First, all reports of condom use, sexual activity and partner serostatus are self-reported. We know that participants in research trials are likely to under-report behavior that they think will be disapproved of (so-called "social desirability bias"). This would imply that condom use may have been lower than stated, which in turn would imply that condoms, when they were used, were more efficacious on an individual level than this study would imply.

Condoms used absolutely perfectly -- i.e., with only mechanical failure, not human error, contributing to failure -- are up to 99.5% effective, according to laboratory tests. What this study shows, though, is that even consistent use is hard to maintain over the long term, let alone perfect use. The CDC, in their own condom fact sheet, states that it is almost impossible to provide an estimate for the real-life effectiveness of consistent and correct use, "because of numerous methodological challenges inherent in studying private behaviors that cannot be directly observed or measured."

This study is also based on findings from only 2, very different, HIV prevention studies. However, its findings do agree with the only previous study done of the effectiveness of condoms in preventing HIV in gay men (Detels), which found the same figure for effectiveness -- 70%.

Partner serostatus was also reported by participants, and clearly some participants may have been infected by partners believed or assumed to be HIV negative. But since the comparison in this study is between always and never using condoms with partners known to have HIV, this should not make a strong difference to the condom efficacy seen.

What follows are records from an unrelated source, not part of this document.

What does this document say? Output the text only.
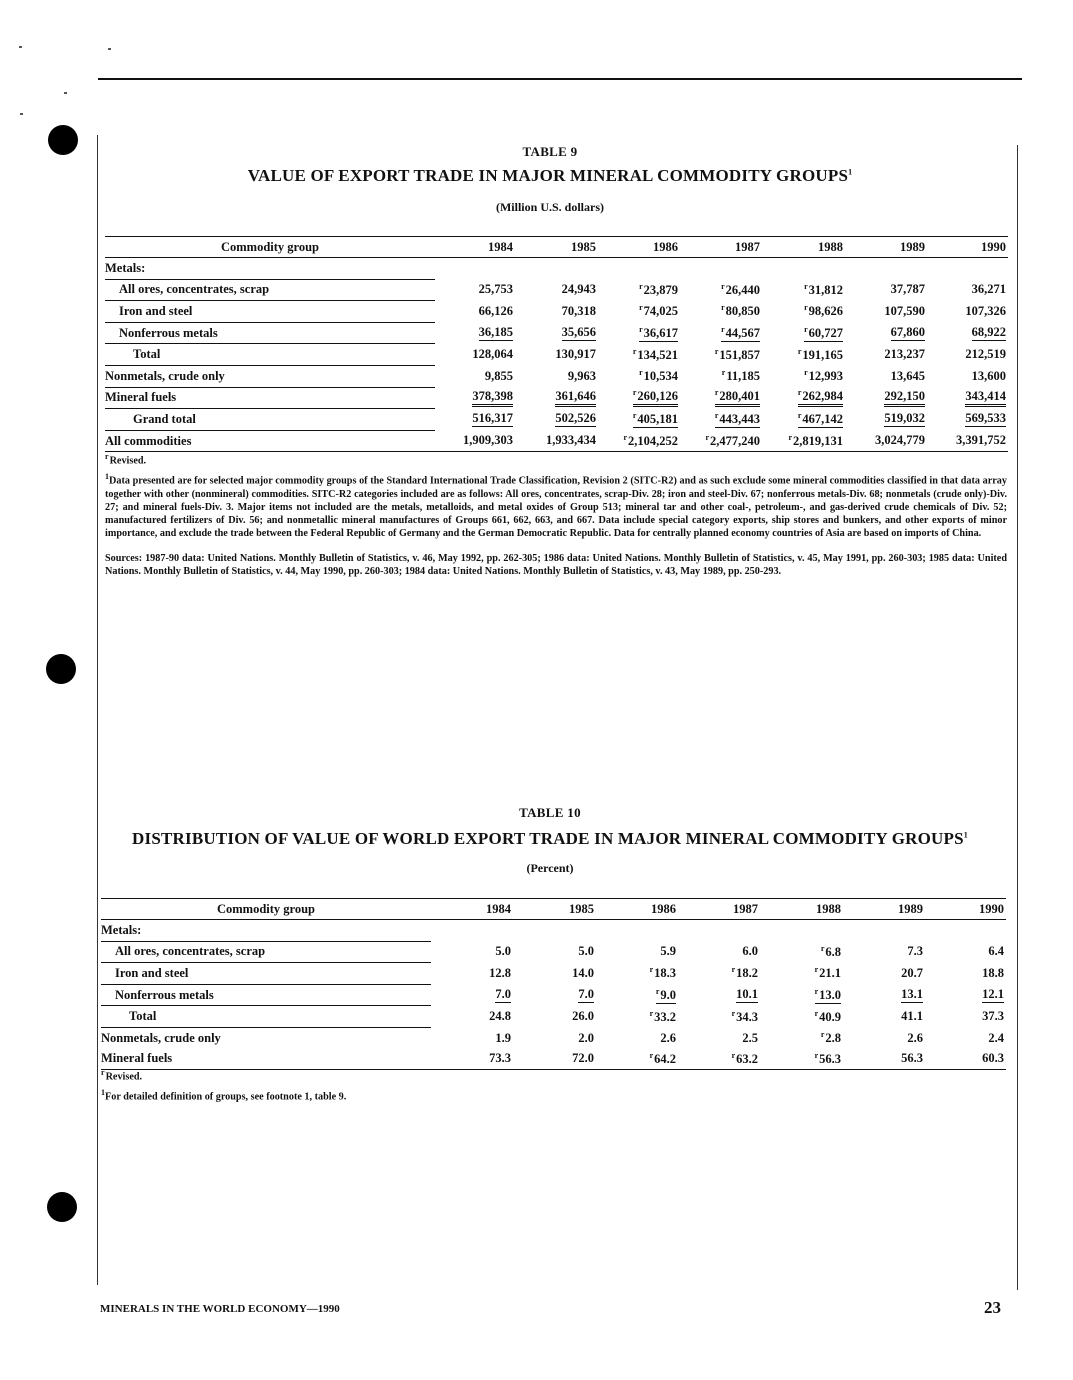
TABLE 9
VALUE OF EXPORT TRADE IN MAJOR MINERAL COMMODITY GROUPS$^1$
(Million U.S. dollars)
Commodity group	1984	1985	1986	1987	1988	1989	1990
Metals:							
All ores, concentrates, scrap	25,753	24,943	$^r$23,879	$^r$26,440	$^r$31,812	37,787	36,271
Iron and steel	66,126	70,318	$^r$74,025	$^r$80,850	$^r$98,626	107,590	107,326
Nonferrous metals	36,185	35,656	$^r$36,617	$^r$44,567	$^r$60,727	67,860	68,922
Total	128,064	130,917	$^r$134,521	$^r$151,857	$^r$191,165	213,237	212,519
Nonmetals, crude only	9,855	9,963	$^r$10,534	$^r$11,185	$^r$12,993	13,645	13,600
Mineral fuels	378,398	361,646	$^r$260,126	$^r$280,401	$^r$262,984	292,150	343,414
Grand total	516,317	502,526	$^r$405,181	$^r$443,443	$^r$467,142	519,032	569,533
All commodities	1,909,303	1,933,434	$^r$2,104,252	$^r$2,477,240	$^r$2,819,131	3,024,779	3,391,752

$^r$Revised.

$^1$Data presented are for selected major commodity groups of the Standard International Trade Classification, Revision 2 (SITC-R2) and as such exclude some mineral commodities classified in that data array together with other (nonmineral) commodities. SITC-R2 categories included are as follows: All ores, concentrates, scrap-Div. 28; iron and steel-Div. 67; nonferrous metals-Div. 68; nonmetals (crude only)-Div. 27; and mineral fuels-Div. 3. Major items not included are the metals, metalloids, and metal oxides of Group 513; mineral tar and other coal-, petroleum-, and gas-derived crude chemicals of Div. 52; manufactured fertilizers of Div. 56; and nonmetallic mineral manufactures of Groups 661, 662, 663, and 667. Data include special category exports, ship stores and bunkers, and other exports of minor importance, and exclude the trade between the Federal Republic of Germany and the German Democratic Republic. Data for centrally planned economy countries of Asia are based on imports of China.

Sources: 1987-90 data: United Nations. Monthly Bulletin of Statistics, v. 46, May 1992, pp. 262-305; 1986 data: United Nations. Monthly Bulletin of Statistics, v. 45, May 1991, pp. 260-303; 1985 data: United Nations. Monthly Bulletin of Statistics, v. 44, May 1990, pp. 260-303; 1984 data: United Nations. Monthly Bulletin of Statistics, v. 43, May 1989, pp. 250-293.

TABLE 10
DISTRIBUTION OF VALUE OF WORLD EXPORT TRADE IN MAJOR MINERAL COMMODITY GROUPS$^1$
(Percent)
Commodity group	1984	1985	1986	1987	1988	1989	1990
Metals:							
All ores, concentrates, scrap	5.0	5.0	5.9	6.0	$^r$6.8	7.3	6.4
Iron and steel	12.8	14.0	$^r$18.3	$^r$18.2	$^r$21.1	20.7	18.8
Nonferrous metals	7.0	7.0	$^r$9.0	10.1	$^r$13.0	13.1	12.1
Total	24.8	26.0	$^r$33.2	$^r$34.3	$^r$40.9	41.1	37.3
Nonmetals, crude only	1.9	2.0	2.6	2.5	$^r$2.8	2.6	2.4
Mineral fuels	73.3	72.0	$^r$64.2	$^r$63.2	$^r$56.3	56.3	60.3

$^r$Revised.

$^1$For detailed definition of groups, see footnote 1, table 9.

MINERALS IN THE WORLD ECONOMY—1990	23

The publication of this study in a journal may give additional impetus to the need to research and roll out methods of HIV prevention for gay men in addition to condoms.

"These data," say the researchers, "suggest the need to further intensify efforts to educate HIV-uninfected MSM and improve their ability to accurately assess both their risk of HIV acquisition and the effectiveness of their current use of condoms (consistently or inconsistently) during anal sex."

In addition, they add, their data also suggest "a need to provide access to additional highly-effective HIV prevention tools and strategies, including more frequent HIV testing (including testing as couples) and daily oral antiretroviral pre-exposure prophylaxis (PrEP) when indicated."

12/22/14

References

DK Smith, JH Herbst, XJ Zhang, and CE Rose. Condom Effectiveness for HIV Prevention by Consistency of Use among Men Who Have Sex with Men (MSM) in the U.S. Journal of Acquired Immune Deficiency Syndromes. December 2, 2014 (Epub ahead of print).

R Detels, P English, BR Visscher, et al. Seroconversion, sexual activity, and condom use among 2915 HIV seronegative men followed for up to 2 years. Journal of Acquired Immune Deficiency Syndromes 2(1):77-83, 1989.